三田氏電車内の告白
どんな伝承か
三月十六日、嵯峨町長筒井正克らの主催で嵯峨公会堂に開かれた発表講演会で、三田光一は大覚寺の心経殿を乾板の六枚目に念写するよう求められた。結果、六枚目には何も現れず、七枚目が全面真黒で、そこに弘法大師の霊影が現れていた。実験を終えて帰る際、三田は電車の中で福来友吉にこう語ったという。心経殿を念写しようと閉目して精神を統一したかと思うと、忽然として一月二十一日に見た大師の姿が現れ、驚いて目を開いた。実験はそれだけであった。いつもは腋下に汗がびっしょり出るのに少しも出ず、口が自発的に実験終わりと宣告してしまった。自分の念力でなく、自分以外の霊力によるものだと思う、と。
※伝承地の場所は必ずしも正確ではありません
出典の文献について
三田光一の念写と透視能力に関する研究記録(福来友吉・昭和初期(1920年代~1930年代))
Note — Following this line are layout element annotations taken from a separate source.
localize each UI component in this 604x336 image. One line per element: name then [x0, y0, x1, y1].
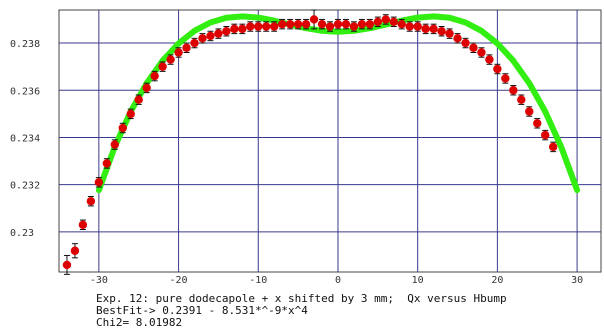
data-point: [166, 55, 175, 64]
data-point: [421, 24, 430, 34]
data-point: [110, 140, 119, 149]
data-point: [246, 22, 255, 31]
data-point: [437, 27, 446, 36]
data-point: [230, 24, 239, 34]
x-tick-label: 20: [491, 275, 503, 286]
data-point: [333, 19, 343, 29]
data-point: [317, 19, 327, 29]
data-point: [533, 119, 542, 128]
data-point: [198, 34, 207, 43]
data-point: [445, 29, 454, 38]
x-tick-label: -20: [170, 275, 188, 286]
data-point: [78, 220, 88, 229]
measured-series: [62, 9, 558, 275]
data-point: [62, 260, 72, 270]
x-tick-label: 0: [335, 275, 341, 286]
data-point: [501, 74, 510, 83]
data-point: [285, 19, 295, 29]
data-point: [325, 22, 335, 31]
data-point: [429, 24, 438, 34]
data-point: [206, 31, 215, 41]
data-point: [485, 55, 494, 64]
data-point: [357, 19, 367, 29]
x-axis-ticks: -30 -20 -10 0 10 20 30: [90, 275, 583, 286]
data-point: [469, 43, 478, 52]
annotation-bestfit: BestFit-> 0.2391 - 8.531*^-9*x^4: [96, 304, 308, 317]
y-axis-ticks: 0.23 0.232 0.234 0.236 0.238: [10, 39, 40, 239]
annotation-experiment: Exp. 12: pure dodecapole + x shifted by …: [96, 292, 507, 305]
data-point: [158, 62, 167, 71]
data-point: [548, 142, 558, 152]
data-point: [102, 159, 112, 168]
data-point: [309, 15, 319, 24]
data-point: [118, 123, 127, 133]
data-point: [70, 246, 80, 255]
y-tick-label: 0.232: [10, 181, 40, 192]
fit-curve-line: [95, 13, 581, 194]
data-point: [381, 15, 390, 24]
data-point: [365, 19, 375, 29]
data-point: [453, 34, 462, 43]
data-point: [262, 22, 271, 31]
data-point: [270, 22, 279, 31]
data-point: [461, 38, 470, 48]
data-point: [373, 17, 383, 27]
y-tick-label: 0.238: [10, 39, 40, 50]
data-point: [150, 71, 159, 81]
data-point: [126, 109, 135, 119]
data-point: [214, 29, 223, 38]
data-point: [94, 178, 104, 187]
data-point: [142, 83, 151, 93]
data-point: [174, 48, 183, 57]
x-tick-label: 10: [412, 275, 424, 286]
y-tick-label: 0.234: [10, 133, 40, 144]
annotation-chi2: Chi2= 8.01982: [96, 316, 183, 329]
plot-area: [58, 9, 602, 273]
fit-curve-series: [95, 13, 581, 194]
data-point: [182, 43, 191, 52]
data-point: [293, 19, 303, 29]
data-point: [301, 19, 311, 29]
data-point: [477, 48, 486, 57]
x-tick-label: -30: [90, 275, 108, 286]
data-point: [525, 107, 534, 116]
data-point: [413, 22, 422, 31]
data-point: [254, 22, 263, 31]
data-point: [341, 19, 351, 29]
data-point: [397, 19, 406, 29]
x-tick-label: 30: [571, 275, 583, 286]
data-point: [190, 38, 199, 48]
data-point: [86, 196, 96, 206]
y-tick-label: 0.236: [10, 86, 40, 97]
data-point: [389, 17, 398, 27]
data-point: [405, 22, 414, 31]
data-point: [349, 22, 359, 31]
data-point: [222, 27, 231, 36]
data-point: [134, 95, 143, 104]
data-point: [509, 86, 518, 95]
data-point: [493, 64, 502, 74]
y-tick-label: 0.23: [10, 228, 34, 239]
data-point: [541, 130, 550, 140]
x-tick-label: -10: [249, 275, 267, 286]
data-point: [277, 19, 287, 29]
data-point: [238, 24, 247, 34]
data-point: [517, 95, 526, 104]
本書は心霊研究者・福来友吉が、霊能者・三田光一の念写および透視能力を研究した記録である。大正6年から昭和5年にかけて、名古屋県会議事堂、尼ヶ崎実科高等女学校、日本地下水協会など複数の公開実験を実施し、厳重に封じた乾板やフィルムへの念写、遠隔透視など、科学的な検証方法を用いながら超常現象を記録した。また京都嵯峨の船形屋敷における霊地の調査、故人の肖像念写など、霊媒現象の多角的な研究を展開。西洋の心霊写真(マムラー氏)との比較考察も含む。